No, you are not going to get a zingy, sharp, green Sauvignon Blanc in the Rattlesnake. For the wine was given wooding in large barrels of French oak, adding a dimension of class, sophistication and superiority.
Fruit is there, a fresh line of lychee, kumquat and white pear. But what the wooding does is broaden the structure, providing a podium from which the balance of acid, fruit and freshness can speak in an assertive and lasting voice. What a white wine this is, and a call for wooded Sauvignon Blanc to be placed in the category of South African Greatness.
Alright, would you believe the next wine I selected also has a name which could be described as un-conventional. This be the Close Encounter Riesling from Paul Cluver out Elgin way. Paul Cluver pioneered wine farming among the apples orchards in cool-climate Elgin, and Riesling was one of the first varieties planted. But sales of Riesling hit a hiccup a few years back, and Cluver almost pulled out all the Riesling vines as a result – a close encounter, if you wish.
The resulting wine is arguably South Africa’s finest Riesling. Paul Cluver Close Encounter 2016 is a Riesling that brings the fruitier, sweeter elements of this German grape variety to the fore. The trick is, and this winemaker Andries Burger does superbly, is to ensure the grapes’ natural acidity is retained to perk-up the sweet-side so as to ensure the wine remains fresh and does not become cloying or candy-like.

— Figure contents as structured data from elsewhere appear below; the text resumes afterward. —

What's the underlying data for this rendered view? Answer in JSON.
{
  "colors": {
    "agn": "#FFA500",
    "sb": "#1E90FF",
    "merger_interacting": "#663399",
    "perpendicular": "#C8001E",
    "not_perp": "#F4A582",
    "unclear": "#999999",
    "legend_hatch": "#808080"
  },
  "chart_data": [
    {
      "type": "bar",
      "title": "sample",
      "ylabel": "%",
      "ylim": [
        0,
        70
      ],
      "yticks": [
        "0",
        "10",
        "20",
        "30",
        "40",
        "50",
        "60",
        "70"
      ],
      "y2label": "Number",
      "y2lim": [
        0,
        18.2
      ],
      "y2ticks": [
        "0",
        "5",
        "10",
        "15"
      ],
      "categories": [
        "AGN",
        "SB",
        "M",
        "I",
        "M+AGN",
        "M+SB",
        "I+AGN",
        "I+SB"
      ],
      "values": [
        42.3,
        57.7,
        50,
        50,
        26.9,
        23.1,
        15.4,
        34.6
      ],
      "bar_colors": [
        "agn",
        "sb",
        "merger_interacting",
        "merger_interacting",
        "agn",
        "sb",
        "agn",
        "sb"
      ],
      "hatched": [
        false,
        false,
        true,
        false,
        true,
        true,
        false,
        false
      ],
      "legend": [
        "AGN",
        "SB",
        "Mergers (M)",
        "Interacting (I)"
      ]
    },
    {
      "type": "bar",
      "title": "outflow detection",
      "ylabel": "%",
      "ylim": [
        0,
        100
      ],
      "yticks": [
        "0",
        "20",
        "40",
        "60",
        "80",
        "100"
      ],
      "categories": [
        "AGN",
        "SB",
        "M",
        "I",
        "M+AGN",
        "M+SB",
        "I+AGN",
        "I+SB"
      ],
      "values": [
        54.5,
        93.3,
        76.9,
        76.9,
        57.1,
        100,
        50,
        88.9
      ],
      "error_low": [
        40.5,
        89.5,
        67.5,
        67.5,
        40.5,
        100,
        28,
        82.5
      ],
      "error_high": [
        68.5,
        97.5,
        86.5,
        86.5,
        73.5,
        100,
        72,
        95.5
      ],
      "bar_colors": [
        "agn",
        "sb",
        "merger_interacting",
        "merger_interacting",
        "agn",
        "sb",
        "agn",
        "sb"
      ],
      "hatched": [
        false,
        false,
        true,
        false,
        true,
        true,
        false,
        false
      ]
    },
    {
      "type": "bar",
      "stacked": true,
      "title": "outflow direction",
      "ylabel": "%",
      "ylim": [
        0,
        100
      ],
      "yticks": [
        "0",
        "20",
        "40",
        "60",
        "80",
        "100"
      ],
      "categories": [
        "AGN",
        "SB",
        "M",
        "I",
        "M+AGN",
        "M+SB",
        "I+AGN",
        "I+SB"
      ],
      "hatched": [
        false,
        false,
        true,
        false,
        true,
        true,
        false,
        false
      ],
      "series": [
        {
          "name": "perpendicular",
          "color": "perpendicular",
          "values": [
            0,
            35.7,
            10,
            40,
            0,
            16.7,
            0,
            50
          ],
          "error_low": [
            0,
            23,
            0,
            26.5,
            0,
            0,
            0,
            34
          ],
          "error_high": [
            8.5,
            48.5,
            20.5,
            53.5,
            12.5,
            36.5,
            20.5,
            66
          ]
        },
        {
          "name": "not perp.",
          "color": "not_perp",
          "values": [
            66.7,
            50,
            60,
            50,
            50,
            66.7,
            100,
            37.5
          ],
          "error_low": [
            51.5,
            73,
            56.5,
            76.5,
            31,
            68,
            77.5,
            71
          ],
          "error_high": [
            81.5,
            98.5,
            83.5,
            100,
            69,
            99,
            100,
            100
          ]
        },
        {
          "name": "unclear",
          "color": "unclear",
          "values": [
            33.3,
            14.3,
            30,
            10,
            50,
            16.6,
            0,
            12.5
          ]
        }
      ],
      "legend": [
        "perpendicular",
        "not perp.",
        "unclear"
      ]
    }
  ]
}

Close Encounter offers all the unique traits of a fine Riesling to an exactness Paul Cluver’s wines have become known for. The wine has notes of quince, ripe apple and honey-comb riding on a broken wave of exuberance and life-affirming drinkability. Also worth mentioning is that this wine has a modest alcohol level of 9,4%, making it one for guilt-free enjoyment if this is your kind of thing.
For me, it is down the hatch by the bottle, and perfect accompaniment to – oh stuff the “spicy Asian thing” – a great hot curry.